Code for America is working to make it easier for welfare recipients to access benefits. The problem: Governments design it to be hard.

Team members at Code for America.
Photographers: Evan Cobb, Kelsey McClellan, and Max Hemphill for Bloomberg Businessweek
Genevieve Miller is a perfect Zoom emcee. The program manager at Code for America begins each meeting with a perky welcome and an icebreaker. To kick off a collaboration between her nonprofit and the Connecticut Department of Social Services last July, she threw out some trivia: Connecticut’s state animal is the sperm whale. Its nickname is the Nutmeg State. A New Haven restaurant is credited with inventing the hamburger. The Pez factory is located in Orange. That last factoid prompted CfA staffers to add a visit to an upcoming research trip where they’d be talking to food stamp recipients and DSS employees throughout the state.
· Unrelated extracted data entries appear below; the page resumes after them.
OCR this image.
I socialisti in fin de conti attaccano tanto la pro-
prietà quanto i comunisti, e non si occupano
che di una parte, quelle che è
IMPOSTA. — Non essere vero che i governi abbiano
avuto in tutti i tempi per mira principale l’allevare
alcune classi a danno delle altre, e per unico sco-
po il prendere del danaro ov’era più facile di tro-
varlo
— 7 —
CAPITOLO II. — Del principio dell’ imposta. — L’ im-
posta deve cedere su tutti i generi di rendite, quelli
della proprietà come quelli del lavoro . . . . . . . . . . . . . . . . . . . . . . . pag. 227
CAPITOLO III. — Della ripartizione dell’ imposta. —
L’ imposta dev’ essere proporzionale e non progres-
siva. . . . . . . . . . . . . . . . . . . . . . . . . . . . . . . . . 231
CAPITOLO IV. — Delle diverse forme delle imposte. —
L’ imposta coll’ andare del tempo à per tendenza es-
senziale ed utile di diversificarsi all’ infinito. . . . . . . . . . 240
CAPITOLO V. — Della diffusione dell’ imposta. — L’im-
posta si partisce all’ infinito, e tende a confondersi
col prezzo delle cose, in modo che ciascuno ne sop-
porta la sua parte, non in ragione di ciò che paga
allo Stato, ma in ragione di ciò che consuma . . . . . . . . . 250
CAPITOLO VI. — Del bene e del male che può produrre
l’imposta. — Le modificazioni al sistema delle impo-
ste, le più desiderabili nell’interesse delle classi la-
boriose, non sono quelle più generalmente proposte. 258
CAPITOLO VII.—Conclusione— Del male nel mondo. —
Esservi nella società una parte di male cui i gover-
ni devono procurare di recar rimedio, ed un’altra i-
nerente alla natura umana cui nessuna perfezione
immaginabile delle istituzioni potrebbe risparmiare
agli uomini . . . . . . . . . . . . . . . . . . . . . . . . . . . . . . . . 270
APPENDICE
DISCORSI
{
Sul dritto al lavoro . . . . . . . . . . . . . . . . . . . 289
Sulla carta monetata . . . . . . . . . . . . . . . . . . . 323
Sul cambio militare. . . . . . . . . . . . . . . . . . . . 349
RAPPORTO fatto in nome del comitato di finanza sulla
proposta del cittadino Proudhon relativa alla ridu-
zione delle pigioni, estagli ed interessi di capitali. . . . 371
The partnership was to allow the state to text residents enrolled in the federal Supplemental Nutrition Assistance Program, which provides food stamps to people below a certain income and asset threshold. The first step would be a limited pilot for sending renewal reminders to SNAP recipients—the paperwork must be resubmitted by mail or online every six months if the recipient isn’t elderly or disabled. In a study of six states published in 2014, the US Department of Agriculture found that 17% to 28% of SNAP recipients lost their benefits because of paperwork issues at some point each year, the vast majority when they have to recertify. CfA projected that, if the pilot proved successful, they could help as many as 135,000 Connecticut residents over five years keep their food stamps. They’d also be able to adopt texting for other purposes, and, ultimately, they hoped to completely overhaul how Connecticut residents apply for benefits.